"You're out late yourself, Mr. Duncan, for one of such regular, not to say abnormal, habits."
He laughed lightly. "Had a letter I wanted to catch the first morning train."
"Then you're interested in Sam's burner?"
"No, I'm not, but I hope to interest others....Oh, yes: Mr. Graham told you about it, of course.... It just struck me that if a man of Burnham's stamp was willing to risk five hundred dollars on the proposition, he very likely foresaw a profit in it that might as well be Mr. Graham's. So I've sent a detailed description of the thing to a friend in New York, who'll look into it for me."
He was silent for a little.
"Who's Colonel Bohun?" he asked suddenly.
"Why do you ask?"
"I saw him this evening. He was passing the store and stopped to glare in as if he hated it—stopped so long that I got nervous and asked Miss Lockwood (she'd just happened in for a parting glass—of soda) whether he was an anarchist or a retired burglar. She told me his name, but was otherwise inhumanly reticent."
"For Josie?" I chuckled; but he didn't respond. So I took up the tale of the first family of Radville.

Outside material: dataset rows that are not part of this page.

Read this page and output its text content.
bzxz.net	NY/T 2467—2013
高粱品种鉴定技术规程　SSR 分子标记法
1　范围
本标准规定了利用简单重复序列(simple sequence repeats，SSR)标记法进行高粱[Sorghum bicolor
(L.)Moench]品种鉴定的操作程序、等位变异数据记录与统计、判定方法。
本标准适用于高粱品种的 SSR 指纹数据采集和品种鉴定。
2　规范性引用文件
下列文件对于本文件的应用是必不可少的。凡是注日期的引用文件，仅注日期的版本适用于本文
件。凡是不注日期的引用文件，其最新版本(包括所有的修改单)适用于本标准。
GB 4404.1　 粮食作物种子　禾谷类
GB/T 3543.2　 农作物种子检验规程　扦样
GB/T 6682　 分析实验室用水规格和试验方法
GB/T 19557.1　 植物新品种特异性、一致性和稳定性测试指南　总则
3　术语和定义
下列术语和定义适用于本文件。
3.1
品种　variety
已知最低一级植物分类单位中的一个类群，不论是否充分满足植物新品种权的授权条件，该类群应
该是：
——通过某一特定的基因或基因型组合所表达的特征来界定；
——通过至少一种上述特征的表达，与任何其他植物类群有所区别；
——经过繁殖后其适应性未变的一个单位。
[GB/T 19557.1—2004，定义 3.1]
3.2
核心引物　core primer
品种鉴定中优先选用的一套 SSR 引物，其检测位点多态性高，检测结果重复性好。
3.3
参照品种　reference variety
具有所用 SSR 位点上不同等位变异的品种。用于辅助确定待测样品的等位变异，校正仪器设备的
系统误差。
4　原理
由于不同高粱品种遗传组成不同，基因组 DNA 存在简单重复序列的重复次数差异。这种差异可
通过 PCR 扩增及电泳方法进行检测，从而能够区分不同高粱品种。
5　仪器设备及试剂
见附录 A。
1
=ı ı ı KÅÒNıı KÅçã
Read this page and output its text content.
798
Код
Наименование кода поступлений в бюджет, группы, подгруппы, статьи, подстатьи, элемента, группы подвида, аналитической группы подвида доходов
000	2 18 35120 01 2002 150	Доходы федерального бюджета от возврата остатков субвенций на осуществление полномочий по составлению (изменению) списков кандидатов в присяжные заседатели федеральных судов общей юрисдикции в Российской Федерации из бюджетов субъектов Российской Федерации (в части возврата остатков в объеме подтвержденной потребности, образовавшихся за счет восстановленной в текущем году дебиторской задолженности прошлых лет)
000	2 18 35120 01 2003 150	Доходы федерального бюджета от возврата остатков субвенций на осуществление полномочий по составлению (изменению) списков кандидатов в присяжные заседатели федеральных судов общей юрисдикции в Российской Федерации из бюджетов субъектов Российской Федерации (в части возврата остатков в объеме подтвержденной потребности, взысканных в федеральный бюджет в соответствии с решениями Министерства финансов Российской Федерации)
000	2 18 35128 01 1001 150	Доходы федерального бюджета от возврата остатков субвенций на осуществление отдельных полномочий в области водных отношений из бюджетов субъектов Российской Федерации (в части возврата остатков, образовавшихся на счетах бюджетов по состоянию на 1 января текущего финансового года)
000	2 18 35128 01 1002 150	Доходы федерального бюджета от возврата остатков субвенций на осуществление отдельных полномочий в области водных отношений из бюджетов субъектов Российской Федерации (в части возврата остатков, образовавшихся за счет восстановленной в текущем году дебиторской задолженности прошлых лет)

"The story runs," said I, "that the Bohuns were one of the F.F.V.'s; that they sickened of slavery, freed their slaves and moved North, to settle in Radville. I believe they came from somewhere round Lynchburg; but that was a couple of generations ago. When the Civil War broke out the old Colonel up there"—I gestured vaguely in the general direction of the Bohun mansion—"couldn't keep out of it, and naturally he couldn't fight with the North. He won his spurs under Lee.... After the war had blown over he came home, to find that his only son had enlisted with the Radville company and disappeared at Gettysburg. It pretty nearly killed the old man—though he wasn't so old then; but there's fire in the Bohun blood, and his boy's action seemed to him nothing less than treason."